This township has irregular boundaries and appears to have been composed anciently of a number of separate estates or clearings in the Forest of Pendle. It lies in the valley of a stream called Admergill Water which enters the township from Yorkshire through a clough named the Hole and flows south and east till it is joined by the stream from Roughlee; then it turns south to pass through Barrowford proper, consisting of the old hamlets or villages of Higherford and Lowerford, which extend along its right bank. Then the stream, here called Barrowford Beck, is joined by Colne Water coming from the east and shortly afterwards turns west round the hamlet of Newbridge, and then, becoming the eastern boundary, flows south as Pendle Water to join the Calder. At the north end of the township, on the borders of Yorkshire, are Wheathead and Briercliffe on the west side of this stream and Blacko and Stone Edge on the east side. Wanless stands on the Foulridge boundary to the east of Blacko. Barrowford village has Crow Trees on the north, Park Hill and Ing to the east, and Fulshaw to the west. On the south-west border stands Carr Hall, with Laund to the north, and the former hamlet of Rishton Thorns to the north-west. The hills rise up on each side of the stream. In the north-west at Wheathead on the border of Twiston and further north on the county border, heights over 1,250 ft. above sea level are attained, while in the northeast, also on the county boundary, 1,000 ft. is reached at Blacko Hill. (fn. 1) West of Barrowford the hills rise from 380 ft. at the beck to over 800 ft. on the border of Roughlee, by Noggarth End. (fn. 2) The area is 2,365½ acres and in 1901 the population numbered 5,448.
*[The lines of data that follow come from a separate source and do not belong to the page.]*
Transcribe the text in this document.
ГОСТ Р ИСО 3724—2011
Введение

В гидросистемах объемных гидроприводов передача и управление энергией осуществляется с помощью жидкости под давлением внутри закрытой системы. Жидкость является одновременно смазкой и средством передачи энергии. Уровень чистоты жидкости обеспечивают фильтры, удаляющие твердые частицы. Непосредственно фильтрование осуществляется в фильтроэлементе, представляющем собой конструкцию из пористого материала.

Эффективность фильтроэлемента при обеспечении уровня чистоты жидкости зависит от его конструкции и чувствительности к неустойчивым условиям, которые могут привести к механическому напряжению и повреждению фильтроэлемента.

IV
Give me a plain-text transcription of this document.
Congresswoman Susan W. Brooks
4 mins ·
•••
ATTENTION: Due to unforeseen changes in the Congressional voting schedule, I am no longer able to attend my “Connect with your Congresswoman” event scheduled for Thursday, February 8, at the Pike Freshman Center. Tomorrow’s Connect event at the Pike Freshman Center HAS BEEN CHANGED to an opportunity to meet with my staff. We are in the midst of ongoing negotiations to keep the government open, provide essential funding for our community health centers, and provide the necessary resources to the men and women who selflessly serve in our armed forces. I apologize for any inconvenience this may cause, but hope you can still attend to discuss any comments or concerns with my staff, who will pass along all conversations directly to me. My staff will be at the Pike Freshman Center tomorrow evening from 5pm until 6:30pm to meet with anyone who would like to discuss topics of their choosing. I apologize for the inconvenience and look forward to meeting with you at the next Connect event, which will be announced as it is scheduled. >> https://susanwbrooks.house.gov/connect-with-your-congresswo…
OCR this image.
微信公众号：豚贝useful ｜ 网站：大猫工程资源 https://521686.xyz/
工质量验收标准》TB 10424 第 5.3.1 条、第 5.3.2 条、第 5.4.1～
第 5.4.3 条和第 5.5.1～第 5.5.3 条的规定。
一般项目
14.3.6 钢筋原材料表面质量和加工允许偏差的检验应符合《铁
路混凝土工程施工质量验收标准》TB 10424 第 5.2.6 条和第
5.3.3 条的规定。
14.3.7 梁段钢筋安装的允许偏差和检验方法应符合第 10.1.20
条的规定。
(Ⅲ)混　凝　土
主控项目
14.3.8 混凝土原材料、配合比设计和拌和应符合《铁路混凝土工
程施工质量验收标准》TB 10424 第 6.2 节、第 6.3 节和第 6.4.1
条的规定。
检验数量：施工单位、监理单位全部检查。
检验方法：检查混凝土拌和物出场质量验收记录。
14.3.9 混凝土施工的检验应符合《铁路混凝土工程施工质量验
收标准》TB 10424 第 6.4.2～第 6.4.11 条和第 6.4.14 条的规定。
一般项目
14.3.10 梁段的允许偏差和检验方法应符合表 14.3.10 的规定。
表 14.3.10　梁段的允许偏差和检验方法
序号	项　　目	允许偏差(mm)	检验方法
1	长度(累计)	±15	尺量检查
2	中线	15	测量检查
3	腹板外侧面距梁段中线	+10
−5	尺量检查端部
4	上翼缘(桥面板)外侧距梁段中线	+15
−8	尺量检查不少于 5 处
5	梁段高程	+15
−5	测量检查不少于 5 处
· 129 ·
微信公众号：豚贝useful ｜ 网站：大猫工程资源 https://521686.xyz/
The principal road is that from Nelson north by New Bridge through Barrowford and Blacko into Yorkshire. From Barrowford other roads branch out to Colne on the east and the forest townships on the west; there are various cross roads. The Nelson and Colne railway does not enter this township, but the Leeds and Liverpool Canal crosses the eastern side; for the service of it there is a large reservoir.
There are large cotton-mills at Barrowford and Newbridge. The land is chiefly used for pasture, there being 8 acres of arable land, 2,178 acres in permanent grass and 16½ acres of woods and plantations. The soil and subsoil are clayey with sand in places lying upon sandstone rock.
A local board of nine members was formed in 1892 for the southern half of the township and this became an urban district council in 1894. The district is divided into three wards—Central, Higherford and Newbridge—each with three members. A school board was formed in 1874. (fn. 3) In 1894 two new townships were created, (fn. 4) viz. Barrowford, the urban council district, and Blacko, the rural portion to the north; a small fragment of the township near Carr Hall, where it had about 6 acres on the left bank of Pendle Water connected by a ford with the right bank, was separated from it and added to the new township of Nelson. Blacko has a parish council. The new township of Barrowford has an area of 1,385 acres, including 39 of inland water; Blacko has 974 acres, including 1 of inland water. The populations in 1901 were 4,959 and 485 respectively.
Black's Cross stood in Barrowford. (fn. 5)
The White Bear Inn is a picturesque 17thcentury (fn. 6) two-story house with mullioned windows, now somewhat modernized but preserving externally most of its ancient features. It was originally the residence of the Hargreaves family and was known as Hargreaves House. The exterior is of rough-cast and many alterations have been made inside to adapt the house to the requirements of an inn, the old diningroom serving as the tap-room. The building stands back from the road, and its surroundings now detract much from its original picturesqueness.
The site of Malkin Tower, which comes prominently into the witchcraft trial of 1612 as the meeting-place of the local witches, has been identified with that of a building in Blacko, also called Blacko Tower. (fn. 7) It stands in the extreme north-east corner of the township, close to the Yorkshire border.
William Hanson, born at Barrowford about 1595, went abroad to become a Benedictine monk, taking the name Alphonsus. He was sent on the English mission, and, being captured by the Parliamentary soldiers in 1644, he and another Benedictine were driven so hard that they died of exhaustion. (fn. 8)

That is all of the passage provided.